Hazelview Investments, a private money manager who specializes in commercial real estate, is experiencing a surge of investor requests to cash out of its Four Quadrant fund – a common problem for private investment managers as interest rates rise.
In a memo to clients obtained by The Globe and Mail, Toronto-based Hazelview said investors have requested $188-million in redemptions this quarter, amounting to 16 per cent of the fund’s $1.2-billion in assets under management. Hazelview currently limits redemptions to roughly 5 per cent of the fund per quarter, which means a number of investors will get only some of their money out, and will have to try again for the rest next quarter.
The Four Quadrant fund, which Hazelview has managed for 12 years, offers investors exposure to a mix of private and public real estate investments. It owns commercial properties, lends to real estate companies, buys public debt and corporate bonds, and invests in shares of publicly traded companies. Despite this mix – which makes up the “four quadrants” of investments – the fund is largely illiquid. Roughly three-quarters of the portfolio is made up of assets that are hard to sell in a flash when investors want out.
Although Hazelview is not lowering its redemption cap, and is instead informing investors that some of them will not get all of their money out, a number of private investment managers have recently elected to change their redemption limits.
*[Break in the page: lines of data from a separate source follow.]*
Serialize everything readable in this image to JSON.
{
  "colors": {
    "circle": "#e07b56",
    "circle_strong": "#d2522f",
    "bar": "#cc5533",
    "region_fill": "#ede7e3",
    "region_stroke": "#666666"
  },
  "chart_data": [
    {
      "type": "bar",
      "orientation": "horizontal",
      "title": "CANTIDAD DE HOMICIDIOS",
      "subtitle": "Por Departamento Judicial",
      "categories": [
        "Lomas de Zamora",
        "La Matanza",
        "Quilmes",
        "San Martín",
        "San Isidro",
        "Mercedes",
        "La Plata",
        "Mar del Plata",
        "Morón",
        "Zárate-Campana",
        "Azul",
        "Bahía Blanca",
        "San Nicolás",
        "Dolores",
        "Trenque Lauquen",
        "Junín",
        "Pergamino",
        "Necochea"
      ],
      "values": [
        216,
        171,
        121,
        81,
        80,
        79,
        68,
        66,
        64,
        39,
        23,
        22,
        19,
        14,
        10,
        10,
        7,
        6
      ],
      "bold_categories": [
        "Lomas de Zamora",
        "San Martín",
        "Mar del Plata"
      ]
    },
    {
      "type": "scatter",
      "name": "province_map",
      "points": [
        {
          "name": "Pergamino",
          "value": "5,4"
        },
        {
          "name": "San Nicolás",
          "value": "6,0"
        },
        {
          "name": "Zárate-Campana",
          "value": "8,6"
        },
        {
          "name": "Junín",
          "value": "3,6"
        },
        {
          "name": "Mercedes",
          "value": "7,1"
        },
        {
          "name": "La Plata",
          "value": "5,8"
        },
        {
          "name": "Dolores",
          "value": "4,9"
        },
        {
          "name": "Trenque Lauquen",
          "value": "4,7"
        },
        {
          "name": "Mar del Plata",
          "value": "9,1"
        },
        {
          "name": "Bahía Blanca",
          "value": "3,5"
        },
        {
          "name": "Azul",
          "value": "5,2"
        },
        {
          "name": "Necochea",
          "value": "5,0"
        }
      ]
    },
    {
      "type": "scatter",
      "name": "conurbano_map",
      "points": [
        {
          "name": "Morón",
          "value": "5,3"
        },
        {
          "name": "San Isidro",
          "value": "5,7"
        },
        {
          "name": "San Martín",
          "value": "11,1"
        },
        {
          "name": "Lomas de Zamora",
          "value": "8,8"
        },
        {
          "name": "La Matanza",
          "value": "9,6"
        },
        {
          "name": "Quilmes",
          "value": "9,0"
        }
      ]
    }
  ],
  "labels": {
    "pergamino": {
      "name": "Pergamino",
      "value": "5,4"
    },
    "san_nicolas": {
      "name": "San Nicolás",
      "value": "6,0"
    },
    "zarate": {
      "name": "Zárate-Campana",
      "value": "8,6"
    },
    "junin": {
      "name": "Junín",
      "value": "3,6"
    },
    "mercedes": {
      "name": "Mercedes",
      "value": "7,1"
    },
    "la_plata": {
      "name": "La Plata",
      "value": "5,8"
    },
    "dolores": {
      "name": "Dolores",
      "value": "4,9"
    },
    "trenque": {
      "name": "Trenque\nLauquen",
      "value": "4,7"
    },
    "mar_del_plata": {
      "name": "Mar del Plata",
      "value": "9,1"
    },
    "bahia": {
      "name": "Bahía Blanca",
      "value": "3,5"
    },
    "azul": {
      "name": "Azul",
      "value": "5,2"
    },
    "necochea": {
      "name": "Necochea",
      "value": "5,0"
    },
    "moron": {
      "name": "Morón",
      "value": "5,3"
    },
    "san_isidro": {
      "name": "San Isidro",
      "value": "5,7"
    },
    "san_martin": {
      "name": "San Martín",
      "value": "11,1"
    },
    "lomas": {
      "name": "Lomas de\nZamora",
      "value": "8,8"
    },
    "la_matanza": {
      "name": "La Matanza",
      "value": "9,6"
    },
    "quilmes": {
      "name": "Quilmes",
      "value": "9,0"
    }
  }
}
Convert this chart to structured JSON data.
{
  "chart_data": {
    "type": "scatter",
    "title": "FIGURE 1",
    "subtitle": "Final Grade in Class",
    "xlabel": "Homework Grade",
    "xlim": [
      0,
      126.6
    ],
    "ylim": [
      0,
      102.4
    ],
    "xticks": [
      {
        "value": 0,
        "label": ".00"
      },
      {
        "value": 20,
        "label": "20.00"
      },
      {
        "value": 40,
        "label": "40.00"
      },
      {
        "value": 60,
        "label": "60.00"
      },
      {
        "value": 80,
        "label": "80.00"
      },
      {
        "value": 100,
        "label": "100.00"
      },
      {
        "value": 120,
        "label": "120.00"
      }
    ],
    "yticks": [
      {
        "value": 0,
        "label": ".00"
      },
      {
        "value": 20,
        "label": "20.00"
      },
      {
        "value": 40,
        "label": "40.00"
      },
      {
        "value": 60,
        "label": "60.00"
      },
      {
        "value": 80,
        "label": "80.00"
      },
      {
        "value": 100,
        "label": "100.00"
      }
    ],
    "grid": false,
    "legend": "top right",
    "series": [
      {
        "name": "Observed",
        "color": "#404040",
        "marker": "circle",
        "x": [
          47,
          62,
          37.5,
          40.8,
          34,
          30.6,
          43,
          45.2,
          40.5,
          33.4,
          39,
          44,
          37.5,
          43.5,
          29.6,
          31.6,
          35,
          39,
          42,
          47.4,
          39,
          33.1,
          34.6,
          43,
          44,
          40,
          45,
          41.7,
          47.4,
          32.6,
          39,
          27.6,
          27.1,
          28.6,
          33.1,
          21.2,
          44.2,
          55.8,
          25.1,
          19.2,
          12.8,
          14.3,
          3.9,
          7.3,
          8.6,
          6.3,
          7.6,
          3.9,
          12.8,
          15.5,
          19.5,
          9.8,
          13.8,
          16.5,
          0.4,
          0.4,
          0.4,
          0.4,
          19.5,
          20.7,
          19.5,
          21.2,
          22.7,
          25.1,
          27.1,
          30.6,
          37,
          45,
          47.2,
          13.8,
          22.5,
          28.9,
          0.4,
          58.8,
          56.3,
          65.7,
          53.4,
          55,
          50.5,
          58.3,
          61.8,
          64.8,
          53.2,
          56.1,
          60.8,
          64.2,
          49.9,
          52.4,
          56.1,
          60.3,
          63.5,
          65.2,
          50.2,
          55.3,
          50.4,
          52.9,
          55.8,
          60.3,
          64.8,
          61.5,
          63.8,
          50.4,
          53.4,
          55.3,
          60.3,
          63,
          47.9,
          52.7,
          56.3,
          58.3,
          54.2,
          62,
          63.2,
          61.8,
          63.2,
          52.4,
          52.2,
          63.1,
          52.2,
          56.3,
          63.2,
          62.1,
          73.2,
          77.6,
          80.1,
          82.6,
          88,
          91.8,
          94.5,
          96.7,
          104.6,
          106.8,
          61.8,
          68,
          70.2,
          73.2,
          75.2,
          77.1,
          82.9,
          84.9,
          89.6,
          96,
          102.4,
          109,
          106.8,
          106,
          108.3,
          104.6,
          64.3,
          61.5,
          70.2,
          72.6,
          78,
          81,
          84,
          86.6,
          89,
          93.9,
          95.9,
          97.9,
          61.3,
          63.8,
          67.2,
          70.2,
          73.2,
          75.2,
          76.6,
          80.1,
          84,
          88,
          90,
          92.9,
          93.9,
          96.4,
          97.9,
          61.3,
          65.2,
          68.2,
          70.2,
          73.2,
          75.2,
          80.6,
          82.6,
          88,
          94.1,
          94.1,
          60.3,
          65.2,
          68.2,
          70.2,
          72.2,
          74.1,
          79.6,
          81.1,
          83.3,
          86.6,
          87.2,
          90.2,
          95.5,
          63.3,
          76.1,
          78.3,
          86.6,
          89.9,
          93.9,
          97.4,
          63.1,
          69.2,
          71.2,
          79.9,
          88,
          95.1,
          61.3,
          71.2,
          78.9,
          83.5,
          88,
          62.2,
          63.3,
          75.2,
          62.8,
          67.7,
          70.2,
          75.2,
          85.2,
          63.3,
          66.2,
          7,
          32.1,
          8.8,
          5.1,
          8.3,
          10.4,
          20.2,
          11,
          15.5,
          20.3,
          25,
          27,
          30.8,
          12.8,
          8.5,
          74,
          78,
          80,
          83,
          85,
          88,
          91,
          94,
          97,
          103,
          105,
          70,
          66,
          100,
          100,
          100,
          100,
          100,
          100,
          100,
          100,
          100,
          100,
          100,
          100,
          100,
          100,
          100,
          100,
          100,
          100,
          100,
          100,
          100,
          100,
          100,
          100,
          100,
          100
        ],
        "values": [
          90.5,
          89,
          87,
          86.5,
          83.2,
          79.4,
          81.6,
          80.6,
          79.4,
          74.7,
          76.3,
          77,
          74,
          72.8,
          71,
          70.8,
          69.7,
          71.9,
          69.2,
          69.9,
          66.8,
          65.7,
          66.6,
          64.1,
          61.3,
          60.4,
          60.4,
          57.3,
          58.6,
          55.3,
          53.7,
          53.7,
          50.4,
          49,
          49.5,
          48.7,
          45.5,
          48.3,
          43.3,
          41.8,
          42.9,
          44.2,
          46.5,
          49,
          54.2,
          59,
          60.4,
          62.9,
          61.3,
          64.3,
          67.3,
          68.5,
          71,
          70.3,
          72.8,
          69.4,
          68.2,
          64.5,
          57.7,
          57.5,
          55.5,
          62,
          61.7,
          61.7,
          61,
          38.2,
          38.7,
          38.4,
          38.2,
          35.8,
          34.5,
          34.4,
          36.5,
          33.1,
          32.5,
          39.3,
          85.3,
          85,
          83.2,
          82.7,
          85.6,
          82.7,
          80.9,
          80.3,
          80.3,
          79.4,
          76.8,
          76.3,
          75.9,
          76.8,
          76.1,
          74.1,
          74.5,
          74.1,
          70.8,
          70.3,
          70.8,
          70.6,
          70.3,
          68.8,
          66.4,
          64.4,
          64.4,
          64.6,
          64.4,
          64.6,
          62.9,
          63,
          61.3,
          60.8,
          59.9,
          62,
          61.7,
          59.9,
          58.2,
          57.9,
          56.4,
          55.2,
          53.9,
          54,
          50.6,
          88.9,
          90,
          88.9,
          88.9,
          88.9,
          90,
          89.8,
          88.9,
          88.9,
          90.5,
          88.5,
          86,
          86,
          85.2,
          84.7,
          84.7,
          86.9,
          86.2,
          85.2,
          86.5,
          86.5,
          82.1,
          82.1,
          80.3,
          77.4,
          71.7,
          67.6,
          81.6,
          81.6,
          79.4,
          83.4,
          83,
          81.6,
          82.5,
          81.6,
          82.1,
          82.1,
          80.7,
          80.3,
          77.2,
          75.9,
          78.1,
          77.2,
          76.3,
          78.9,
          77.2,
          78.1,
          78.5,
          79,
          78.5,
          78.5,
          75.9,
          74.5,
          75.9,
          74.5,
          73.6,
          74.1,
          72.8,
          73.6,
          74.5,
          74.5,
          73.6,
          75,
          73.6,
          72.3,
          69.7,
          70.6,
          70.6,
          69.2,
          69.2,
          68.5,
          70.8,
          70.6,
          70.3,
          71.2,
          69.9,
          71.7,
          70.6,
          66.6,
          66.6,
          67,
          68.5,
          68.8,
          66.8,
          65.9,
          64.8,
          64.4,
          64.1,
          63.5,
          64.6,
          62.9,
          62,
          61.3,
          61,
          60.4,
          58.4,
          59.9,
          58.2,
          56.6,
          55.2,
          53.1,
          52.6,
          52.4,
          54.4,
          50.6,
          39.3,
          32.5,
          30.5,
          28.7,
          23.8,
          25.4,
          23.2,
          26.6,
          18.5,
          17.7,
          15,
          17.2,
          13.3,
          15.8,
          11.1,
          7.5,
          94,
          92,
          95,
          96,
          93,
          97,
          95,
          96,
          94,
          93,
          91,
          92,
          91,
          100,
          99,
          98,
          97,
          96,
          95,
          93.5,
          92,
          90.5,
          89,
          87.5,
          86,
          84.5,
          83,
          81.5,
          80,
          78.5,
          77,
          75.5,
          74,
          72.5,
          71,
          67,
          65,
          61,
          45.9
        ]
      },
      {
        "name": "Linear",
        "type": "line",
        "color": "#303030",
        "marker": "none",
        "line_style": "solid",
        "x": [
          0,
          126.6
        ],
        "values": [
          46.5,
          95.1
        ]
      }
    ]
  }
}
Earlier this month, Ninepoint Partners and Third Eye Capital limited redemptions on their jointly run private debt fund to 3 per cent of the previous quarter’s net asset value, and late last year Romspen, one of Canada’s biggest private mortgage lenders, with $3.2-billion in assets under management, frozen investor redemptions altogether, citing some trouble with loan repayments.
It is a complicated time for many private debt and private real estate managers. Unlike private equity funds, which lock investors in for at least five years, a number of private investment managers spent the past decade winning over retail investors with promises that they could cash out quarterly. These managers also offered strong returns, often paying 8-per-cent to 10-per-cent annual yields in an era of ultralow interest rates.
Lately, though, the investment calculus has been changing, and so have the fundamentals of running some of these funds.
For one thing, the benchmark interest rate in Canada has jumped to 4.75 per cent, giving investors the option of putting their money in ultrasafe guaranteed investment certificates, which now pay around 5 per cent annually. Although private debt and real estate funds can still generate higher returns, the returns come from lending to or investing in riskier companies.
As for the fundamentals, some real estate funds use variable-rate mortgages to finance their operations, and rising interest rates have sent their borrowing costs soaring. The Northview Fund, for example, invests in rental apartment buildings in the Northwest Territories and Alberta, among other places. It was contemplating cutting its distribution because so much of its monthly cash flow was being eaten up by higher interest costs. On Monday, the fund announced a recapitalization by its private backers, which include Starlight Investments and KingSett.
Under Hazelview’s redemption protocol, withdrawals are limited to 5 per cent of each class of units. (Investment funds often offer multiple classes of units, which differ depending on the fees they charge to investors, or where the units can be purchased – such as through an adviser or through a discount brokerage.)
In its memo to investors, Hazelview reminded clients that redemptions are limited because private investments are tough to sell quickly, and that does so at a deep discount, simply to generate cash, could hurt investors who remain in the fund.
“Decisions to divest for liquidity purposes are integrated with decisions to maximize shareholder value, ensuring we act in a manner that balances our duties to both exiting unitholders as well as remaining unitholders,” the firm wrote.
Four Quadrant Class F and Class J units have experienced the highest levels of redemption requests this quarter. Class F units are sold by fee-based advisers, while Class J units pay lower fees and are limited to unitholders who invest a minimum of $5-million each.
Hazelview expects unitholders who want to cash out of these two classes will have 20 per cent to 30 per cent of their redemption requests satisfied, but added that it will not know the exact amounts until early July.
Hazelview also stressed that roughly a quarter of the fund’s portfolio is in liquid securities, such as publicly traded stocks, which are easier to convert into cash if necessary.